Этот Кромицкий, который застрял в Баку или где то
еще дальше, представляется мне не живым человеком, а призраком, чем то нереальным, несчастьем, которое рано или поздно должно прийти так же
неизбежно, как приходит смерть, – но ведь о смерти не думаешь постоянно. Однако вчера одна мелочь, самая обыденная, послужила мне чем то вроде
«memento mori!» . Анельке утром за чаем подали сразу два письма. Тетушка спросила у нее: «От мужа?» – и она ответила: «Да». Услышав это, я
почувствовал то же, что, вероятно, чувствует приговоренный к смерти, которому в ночь перед казнью снился сладкий сон, а его внезапно разбудили и
объявили, что пора стричь волосы и идти под нож гильотины. Я с необыкновенной ясностью постиг вдруг всю глубину своего несчастья, и целый день
меня не оставляло это зловещее чувство, а тут еще тетушка словно задалась целью мучить меня: Анелька хотела отложить чтение писем на после
завтрака, но тетя приказала ей читать сейчас, а затем осведомилась, как поживает Кромицкий.
– Спасибо, тетя, хорошо, – отвечала Анелька.
– А как его дела?
– Слава богу. Лучше, чем он ожидал.
– Когда же он вернется?
– Пишет, что выедет, как только будет возможно.
И я вынужден был слушать эти вопросы и ответы. Если бы тетя и Анелька затеяли какой нибудь невероятно циничный разговор, он меньше терзал бы мои
нервы. Впервые со дня приезда сюда я почувствовал к Анельке неприязнь глубоко оскорбленного человека.

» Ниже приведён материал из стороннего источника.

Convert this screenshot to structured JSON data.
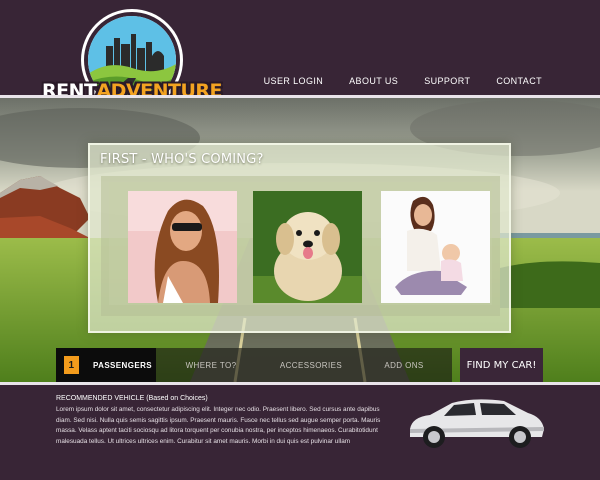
{
  "brand": {
    "name_part1": "RENT",
    "name_part2": "ADVENTURE",
    "accent_color": "#f3a321",
    "background_color": "#382536"
  },
  "nav": {
    "items": [
      {
        "label": "USER LOGIN"
      },
      {
        "label": "ABOUT US"
      },
      {
        "label": "SUPPORT"
      },
      {
        "label": "CONTACT"
      }
    ]
  },
  "panel": {
    "title": "FIRST - WHO'S COMING?",
    "options": [
      {
        "icon": "woman-sunglasses-photo"
      },
      {
        "icon": "puppy-photo"
      },
      {
        "icon": "mother-and-baby-photo"
      }
    ]
  },
  "steps": {
    "active_number": "1",
    "items": [
      {
        "label": "PASSENGERS"
      },
      {
        "label": "WHERE TO?"
      },
      {
        "label": "ACCESSORIES"
      },
      {
        "label": "ADD ONS"
      }
    ],
    "find_button": "FIND MY CAR!"
  },
  "recommendation": {
    "title": "RECOMMENDED VEHICLE (Based on Choices)",
    "body": "Lorem ipsum dolor sit amet, consectetur adipiscing elit. Integer nec odio. Praesent libero. Sed cursus ante dapibus diam. Sed nisi. Nulla quis semis sagittis ipsum. Praesent mauris. Fusce nec tellus sed augue semper porta. Mauris massa. Velass aptent taciti sociosqu ad litora torquent per conubia nostra, per inceptos himenaeos. Curabitotidunt malesuada tellus. Ut ultrices ultrices enim. Curabitur sit amet mauris. Morbi in dui quis est pulvinar ullam",
    "vehicle_icon": "suv-car-image"
  }
}
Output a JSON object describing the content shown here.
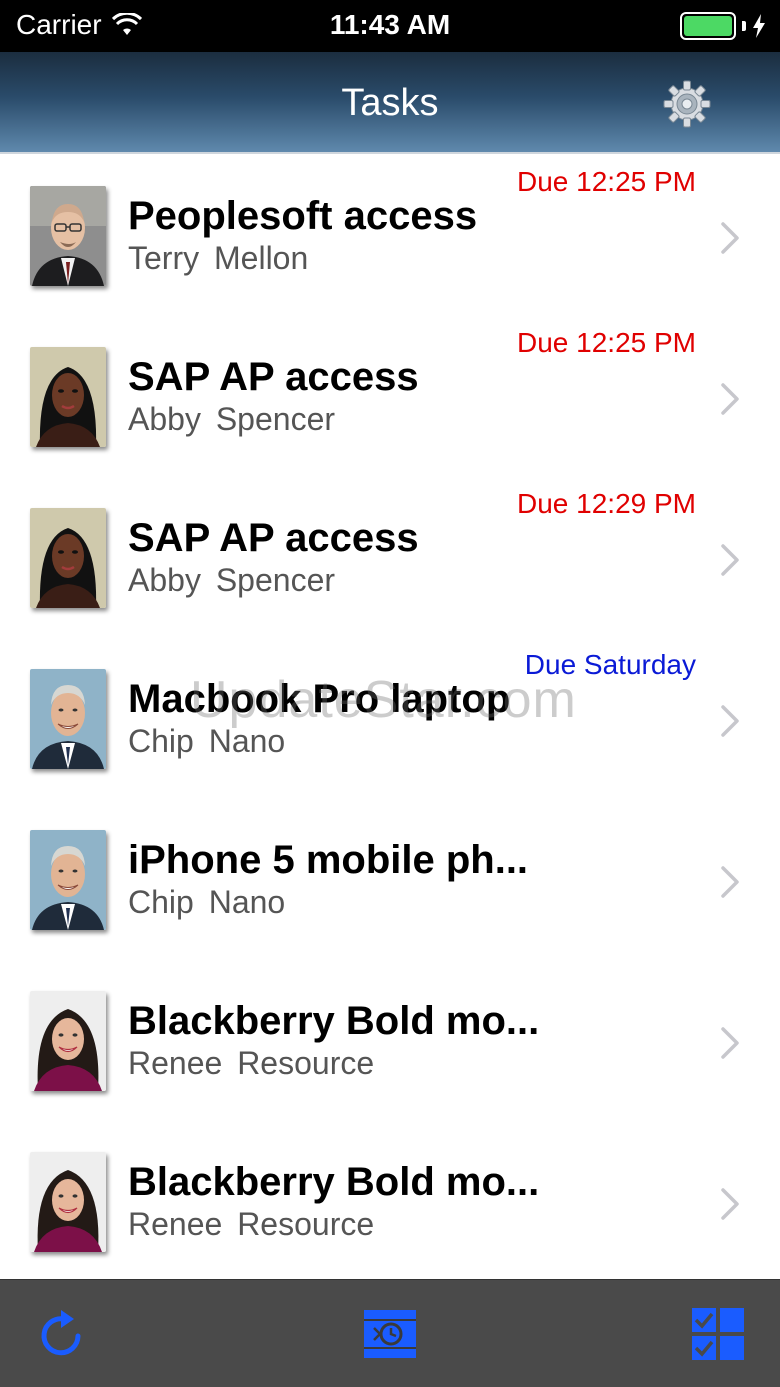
{
  "status_bar": {
    "carrier": "Carrier",
    "time": "11:43 AM",
    "battery_color": "#4cd964",
    "icons": [
      "wifi-icon",
      "battery-icon",
      "charging-icon"
    ]
  },
  "nav": {
    "title": "Tasks",
    "settings_icon": "gear-icon"
  },
  "tasks": [
    {
      "title": "Peoplesoft access",
      "first": "Terry",
      "last": "Mellon",
      "due": "Due 12:25 PM",
      "due_color": "red"
    },
    {
      "title": "SAP AP access",
      "first": "Abby",
      "last": "Spencer",
      "due": "Due 12:25 PM",
      "due_color": "red"
    },
    {
      "title": "SAP AP access",
      "first": "Abby",
      "last": "Spencer",
      "due": "Due 12:29 PM",
      "due_color": "red"
    },
    {
      "title": "Macbook Pro laptop",
      "first": "Chip",
      "last": "Nano",
      "due": "Due Saturday",
      "due_color": "blue"
    },
    {
      "title": "iPhone 5 mobile ph...",
      "first": "Chip",
      "last": "Nano",
      "due": "",
      "due_color": ""
    },
    {
      "title": "Blackberry Bold mo...",
      "first": "Renee",
      "last": "Resource",
      "due": "",
      "due_color": ""
    },
    {
      "title": "Blackberry Bold mo...",
      "first": "Renee",
      "last": "Resource",
      "due": "",
      "due_color": ""
    }
  ],
  "watermark": "UpdateStar.com",
  "tab_bar": {
    "items": [
      "refresh-icon",
      "timer-icon",
      "checklist-icon"
    ],
    "accent": "#1a5cff"
  }
}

«Имей же хоть каплю человеколюбия и не говори при мне об этом человеке! Не благодари за вопросы о его здоровье и не говори „слава богу“, – думал
я. Анелька между тем распечатала второе письмо. Взглянув на дату, она сказала: „Это писано раньше“, – и начала читать. Я смотрел на ее
склоненную голову – пробор в волосах, лоб и опущенные веки, – и мне казалось, что чтение это длится невыносимо долго. Вместе с тем я понимал,
что ее и Кромицкого объединяет целый мир общих интересов и целей, что они связаны неразрывными узами и, следовательно, не могут не ощущать эту
тесную связь и близость друг другу. Я понял, что, если бы даже Анелька отвечала мне любовью на любовь, я, в силу вещей, останусь навсегда вне ее
жизни. С того дня, когда я вновь увидел Анельку, и до сих пор я только чутьем угадывал всю глубину моего несчастья – так, как угадываешь глубину
пропасти, которую заслоняет от тебя туман. Сейчас туман рассеялся, и я, заглянув в пропасть, увидел ее до самого дна.
Есть у меня, однако, свойство – когда что нибудь уж очень гнет меня к земле, я неожиданно распрямляюсь. Любовь моя до сих пор не смела чего бы
то ни было желать, но сейчас под влиянием ревности яростно жаждет попрать и уничтожить все неумолимые законы, узы и зависимость, отнимающие у
меня любимую.
Анелька читала две три минуты, не больше, но я за это время прошел всю шкалу душевных пыток. Притом меня, как всегда, осаждали мысли,
содержавшие анализ и критику моих чувств. Я говорил себе, что мое возмущение и горечь почти смешны и похожи на женские капризы, что с такими
нервами жить невозможно. Наконец я спросил себя: если такой простой факт, что муж пишет жене, а она читает его письма, совершенно выводит меня
из душевного равновесия, что же будет, когда он приедет, и ты каждую минуту будешь воочию убеждаться в их взаимной близости?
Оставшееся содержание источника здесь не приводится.